Google launches Moderator for Q&A meeting sessions

Google has released a service called Moderator that organizations can use to better plan Q&A sessions in meetings.

Google has released a free Web-based service called Moderator that organizations can use to improve question-and-answer sessions during heavily attended meetings.

Moderator lets event participants both submit questions to meeting leaders and vote in favor or against the questions they like or dislike.

In theory, meeting leaders will be able to ask speakers the questions that the group democratically chose as the best ones.

The goal is to improve on the random, ad-hoc selection via the raised-hands method and thus make better use of the often limited question-and-answer periods.

Moderator also makes it possible for remote attendees to have as much of a say as in-person participants in the process of selecting questions.

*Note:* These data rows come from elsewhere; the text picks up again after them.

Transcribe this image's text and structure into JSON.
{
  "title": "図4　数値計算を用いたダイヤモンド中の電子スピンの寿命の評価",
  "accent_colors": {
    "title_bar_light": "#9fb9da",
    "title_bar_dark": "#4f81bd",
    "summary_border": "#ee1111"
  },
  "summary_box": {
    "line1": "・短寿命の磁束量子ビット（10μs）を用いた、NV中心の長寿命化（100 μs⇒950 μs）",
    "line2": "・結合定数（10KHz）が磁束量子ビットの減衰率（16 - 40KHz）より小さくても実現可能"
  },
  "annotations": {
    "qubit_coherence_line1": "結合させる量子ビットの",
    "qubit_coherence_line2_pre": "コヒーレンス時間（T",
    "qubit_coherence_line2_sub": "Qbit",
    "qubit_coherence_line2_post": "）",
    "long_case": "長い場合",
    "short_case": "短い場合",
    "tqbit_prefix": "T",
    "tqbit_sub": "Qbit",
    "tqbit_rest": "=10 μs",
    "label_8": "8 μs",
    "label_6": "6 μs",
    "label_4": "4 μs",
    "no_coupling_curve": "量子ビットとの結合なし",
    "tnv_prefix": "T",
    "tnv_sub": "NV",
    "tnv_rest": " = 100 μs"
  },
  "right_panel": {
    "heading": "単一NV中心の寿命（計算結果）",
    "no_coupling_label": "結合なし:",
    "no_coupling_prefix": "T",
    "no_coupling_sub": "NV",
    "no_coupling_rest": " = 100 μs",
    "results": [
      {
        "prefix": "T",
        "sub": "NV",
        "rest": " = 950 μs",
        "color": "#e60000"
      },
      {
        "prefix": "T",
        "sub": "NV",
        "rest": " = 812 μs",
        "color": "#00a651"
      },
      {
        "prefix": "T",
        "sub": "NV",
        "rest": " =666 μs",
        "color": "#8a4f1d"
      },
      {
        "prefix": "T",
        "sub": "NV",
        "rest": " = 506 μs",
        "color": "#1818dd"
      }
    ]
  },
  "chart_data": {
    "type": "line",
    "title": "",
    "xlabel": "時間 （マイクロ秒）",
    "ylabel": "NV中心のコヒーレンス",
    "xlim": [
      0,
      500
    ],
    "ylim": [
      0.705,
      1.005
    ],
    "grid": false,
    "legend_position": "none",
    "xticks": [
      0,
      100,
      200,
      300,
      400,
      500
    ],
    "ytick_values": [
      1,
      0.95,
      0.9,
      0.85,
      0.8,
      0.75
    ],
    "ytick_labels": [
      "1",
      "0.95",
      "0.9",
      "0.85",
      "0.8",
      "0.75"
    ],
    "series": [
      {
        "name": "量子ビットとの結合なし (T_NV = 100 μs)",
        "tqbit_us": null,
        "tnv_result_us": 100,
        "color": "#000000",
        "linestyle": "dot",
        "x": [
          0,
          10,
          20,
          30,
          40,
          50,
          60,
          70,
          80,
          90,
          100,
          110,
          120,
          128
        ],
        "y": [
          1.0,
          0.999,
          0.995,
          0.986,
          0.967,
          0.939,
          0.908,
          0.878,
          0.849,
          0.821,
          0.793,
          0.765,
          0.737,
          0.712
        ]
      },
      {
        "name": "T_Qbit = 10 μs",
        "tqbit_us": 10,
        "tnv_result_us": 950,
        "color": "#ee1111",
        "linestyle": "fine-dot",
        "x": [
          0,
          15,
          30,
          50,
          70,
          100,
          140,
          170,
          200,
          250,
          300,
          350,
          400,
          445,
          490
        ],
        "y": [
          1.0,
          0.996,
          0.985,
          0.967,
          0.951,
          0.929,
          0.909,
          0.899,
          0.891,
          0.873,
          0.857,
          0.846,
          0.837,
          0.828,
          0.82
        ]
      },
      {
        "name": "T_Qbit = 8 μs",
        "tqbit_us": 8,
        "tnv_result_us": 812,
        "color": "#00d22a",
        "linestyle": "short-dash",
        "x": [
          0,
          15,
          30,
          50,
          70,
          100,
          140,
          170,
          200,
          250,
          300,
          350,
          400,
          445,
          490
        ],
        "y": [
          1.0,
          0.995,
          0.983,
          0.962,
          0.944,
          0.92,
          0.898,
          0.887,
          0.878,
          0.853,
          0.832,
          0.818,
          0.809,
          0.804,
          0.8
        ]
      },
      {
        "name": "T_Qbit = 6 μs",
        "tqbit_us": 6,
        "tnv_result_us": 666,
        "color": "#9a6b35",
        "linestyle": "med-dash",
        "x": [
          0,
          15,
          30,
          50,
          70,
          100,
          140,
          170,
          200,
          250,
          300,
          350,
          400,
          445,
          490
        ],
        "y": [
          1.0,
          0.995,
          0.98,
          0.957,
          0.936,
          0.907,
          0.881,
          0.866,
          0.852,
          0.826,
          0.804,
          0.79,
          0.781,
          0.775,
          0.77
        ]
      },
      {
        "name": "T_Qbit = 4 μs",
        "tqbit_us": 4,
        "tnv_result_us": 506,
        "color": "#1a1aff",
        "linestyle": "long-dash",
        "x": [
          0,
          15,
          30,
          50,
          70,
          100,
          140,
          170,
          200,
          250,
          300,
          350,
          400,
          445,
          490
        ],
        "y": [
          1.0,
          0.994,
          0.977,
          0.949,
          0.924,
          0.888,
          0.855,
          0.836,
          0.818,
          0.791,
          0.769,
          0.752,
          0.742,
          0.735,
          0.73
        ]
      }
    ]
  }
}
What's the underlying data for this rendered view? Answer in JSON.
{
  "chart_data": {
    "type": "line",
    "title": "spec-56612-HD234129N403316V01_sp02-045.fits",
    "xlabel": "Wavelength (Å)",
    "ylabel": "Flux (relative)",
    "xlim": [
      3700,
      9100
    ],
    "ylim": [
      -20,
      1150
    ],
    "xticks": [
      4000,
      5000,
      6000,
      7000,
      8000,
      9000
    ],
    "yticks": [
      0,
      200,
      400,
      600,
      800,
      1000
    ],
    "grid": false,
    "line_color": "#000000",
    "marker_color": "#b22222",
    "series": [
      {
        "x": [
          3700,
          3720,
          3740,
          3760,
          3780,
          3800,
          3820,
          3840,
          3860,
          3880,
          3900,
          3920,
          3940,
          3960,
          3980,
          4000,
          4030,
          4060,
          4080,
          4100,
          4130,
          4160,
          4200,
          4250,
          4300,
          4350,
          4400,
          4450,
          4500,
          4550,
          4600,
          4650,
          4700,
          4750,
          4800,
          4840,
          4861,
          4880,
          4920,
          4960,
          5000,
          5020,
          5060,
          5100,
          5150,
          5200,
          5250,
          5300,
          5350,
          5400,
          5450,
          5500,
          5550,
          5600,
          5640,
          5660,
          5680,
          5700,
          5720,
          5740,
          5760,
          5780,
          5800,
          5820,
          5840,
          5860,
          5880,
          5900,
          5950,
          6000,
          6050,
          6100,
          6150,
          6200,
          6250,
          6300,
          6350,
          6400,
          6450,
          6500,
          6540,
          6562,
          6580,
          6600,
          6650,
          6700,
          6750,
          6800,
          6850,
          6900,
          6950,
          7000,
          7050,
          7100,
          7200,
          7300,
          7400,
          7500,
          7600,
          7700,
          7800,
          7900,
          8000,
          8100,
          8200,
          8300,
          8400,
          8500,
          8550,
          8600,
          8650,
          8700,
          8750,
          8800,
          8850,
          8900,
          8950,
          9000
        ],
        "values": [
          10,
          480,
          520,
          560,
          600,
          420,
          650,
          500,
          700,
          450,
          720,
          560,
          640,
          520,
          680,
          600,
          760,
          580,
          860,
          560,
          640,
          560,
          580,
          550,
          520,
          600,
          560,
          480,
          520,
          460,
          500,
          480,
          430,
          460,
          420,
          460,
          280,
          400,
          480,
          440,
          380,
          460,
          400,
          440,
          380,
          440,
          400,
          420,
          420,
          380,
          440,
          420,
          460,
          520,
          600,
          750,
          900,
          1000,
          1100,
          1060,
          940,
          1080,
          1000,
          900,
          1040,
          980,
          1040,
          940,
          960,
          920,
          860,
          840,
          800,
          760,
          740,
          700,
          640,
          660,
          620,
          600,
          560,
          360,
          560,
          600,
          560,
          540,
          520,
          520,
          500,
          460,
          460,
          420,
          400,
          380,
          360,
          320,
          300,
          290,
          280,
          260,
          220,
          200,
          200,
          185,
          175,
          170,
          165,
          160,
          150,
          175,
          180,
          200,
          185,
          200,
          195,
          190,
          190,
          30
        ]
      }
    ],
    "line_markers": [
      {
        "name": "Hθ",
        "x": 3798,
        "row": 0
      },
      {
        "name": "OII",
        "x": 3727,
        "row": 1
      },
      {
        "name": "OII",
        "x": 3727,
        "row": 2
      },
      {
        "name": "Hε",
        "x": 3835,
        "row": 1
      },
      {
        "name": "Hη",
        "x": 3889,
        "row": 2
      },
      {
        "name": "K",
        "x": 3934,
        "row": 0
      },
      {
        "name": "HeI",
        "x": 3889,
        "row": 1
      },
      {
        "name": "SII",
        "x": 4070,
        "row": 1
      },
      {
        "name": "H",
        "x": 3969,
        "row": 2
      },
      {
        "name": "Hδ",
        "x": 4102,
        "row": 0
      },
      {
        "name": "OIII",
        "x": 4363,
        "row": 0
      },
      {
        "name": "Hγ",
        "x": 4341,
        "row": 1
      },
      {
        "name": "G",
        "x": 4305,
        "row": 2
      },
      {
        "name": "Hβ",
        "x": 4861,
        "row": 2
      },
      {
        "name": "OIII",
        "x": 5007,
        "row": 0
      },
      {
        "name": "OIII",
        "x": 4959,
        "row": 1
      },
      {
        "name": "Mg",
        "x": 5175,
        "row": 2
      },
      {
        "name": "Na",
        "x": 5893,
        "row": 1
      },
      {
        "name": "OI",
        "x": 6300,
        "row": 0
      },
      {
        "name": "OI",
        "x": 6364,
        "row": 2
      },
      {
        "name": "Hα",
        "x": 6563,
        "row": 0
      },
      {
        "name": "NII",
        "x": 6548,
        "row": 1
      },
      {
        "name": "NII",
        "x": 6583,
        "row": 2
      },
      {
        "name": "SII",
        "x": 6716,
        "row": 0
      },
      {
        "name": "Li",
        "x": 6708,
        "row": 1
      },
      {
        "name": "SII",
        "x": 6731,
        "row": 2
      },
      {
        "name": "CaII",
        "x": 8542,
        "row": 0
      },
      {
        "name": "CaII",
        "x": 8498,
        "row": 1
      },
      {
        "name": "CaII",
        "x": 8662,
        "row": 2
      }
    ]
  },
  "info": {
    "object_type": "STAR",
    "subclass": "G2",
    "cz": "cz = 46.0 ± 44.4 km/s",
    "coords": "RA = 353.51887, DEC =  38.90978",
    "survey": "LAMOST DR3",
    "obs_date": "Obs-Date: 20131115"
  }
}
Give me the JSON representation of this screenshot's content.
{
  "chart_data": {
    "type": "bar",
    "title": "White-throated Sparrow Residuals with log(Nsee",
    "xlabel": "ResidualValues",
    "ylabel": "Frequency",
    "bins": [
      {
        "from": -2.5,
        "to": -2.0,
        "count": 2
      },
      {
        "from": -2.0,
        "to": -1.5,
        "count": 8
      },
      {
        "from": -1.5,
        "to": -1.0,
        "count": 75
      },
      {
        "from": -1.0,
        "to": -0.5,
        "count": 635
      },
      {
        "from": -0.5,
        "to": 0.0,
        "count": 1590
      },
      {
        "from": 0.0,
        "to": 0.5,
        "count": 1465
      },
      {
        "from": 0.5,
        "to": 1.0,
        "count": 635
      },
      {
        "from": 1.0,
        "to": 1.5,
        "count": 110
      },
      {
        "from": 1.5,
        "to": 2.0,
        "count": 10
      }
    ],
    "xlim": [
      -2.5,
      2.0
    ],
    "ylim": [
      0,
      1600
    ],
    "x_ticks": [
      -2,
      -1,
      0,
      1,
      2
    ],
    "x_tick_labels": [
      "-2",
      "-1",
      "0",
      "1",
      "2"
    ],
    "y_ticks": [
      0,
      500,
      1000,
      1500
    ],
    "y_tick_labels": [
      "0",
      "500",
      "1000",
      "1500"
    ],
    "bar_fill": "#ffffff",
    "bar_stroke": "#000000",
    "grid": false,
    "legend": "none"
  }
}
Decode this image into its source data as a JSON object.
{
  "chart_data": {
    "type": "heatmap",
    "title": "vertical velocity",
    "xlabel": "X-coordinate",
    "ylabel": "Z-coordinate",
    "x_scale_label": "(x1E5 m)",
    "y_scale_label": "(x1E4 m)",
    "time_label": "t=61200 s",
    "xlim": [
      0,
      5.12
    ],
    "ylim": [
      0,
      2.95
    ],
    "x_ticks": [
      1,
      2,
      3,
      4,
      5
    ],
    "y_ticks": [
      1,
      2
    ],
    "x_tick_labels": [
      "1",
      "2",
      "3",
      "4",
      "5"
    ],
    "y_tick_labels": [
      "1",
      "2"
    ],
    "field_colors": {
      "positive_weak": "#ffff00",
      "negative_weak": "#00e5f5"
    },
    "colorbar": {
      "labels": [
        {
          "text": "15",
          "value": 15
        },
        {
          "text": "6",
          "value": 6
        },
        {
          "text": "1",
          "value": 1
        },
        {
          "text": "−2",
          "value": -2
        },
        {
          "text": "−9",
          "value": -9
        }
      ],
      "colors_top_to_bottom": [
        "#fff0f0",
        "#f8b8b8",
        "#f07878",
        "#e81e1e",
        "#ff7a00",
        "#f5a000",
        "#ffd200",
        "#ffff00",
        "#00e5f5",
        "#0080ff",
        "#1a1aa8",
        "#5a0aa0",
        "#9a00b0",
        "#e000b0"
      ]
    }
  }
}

Platform Engineer Taliver Heath developed the service for internal Google use as part of the 20 percent work time Google gives employees to work on projects of their own yet relevant to the company.

The idea came to him after attending the frequent "tech talks" Google holds and realizing that as the number of attendees has grown, many participants' questions went unasked due to time constraints, while not all questions that were asked seemed good ones.

"To help with this, I designed a tool in my 20 percent time that would allow anyone attending a tech talk to submit a question, and then give other participants a way to vote on whether or not that question should be asked. This way, the most popular and relevant questions would rise to the top so that the presenter or the moderator of an event could run the discussion more efficiently and in a transparent manner," Heath wrote on an official Google blog on Wednesday.

At Google, Moderator is known as Dory, like the character in the Disney/Pixar film "Finding Nemo" whose short-term memory loss forces her to constantly ask questions.

Moderator runs on Google's App Engine, a service for developers to build and host their Web-based applications using Google's computing infrastructure.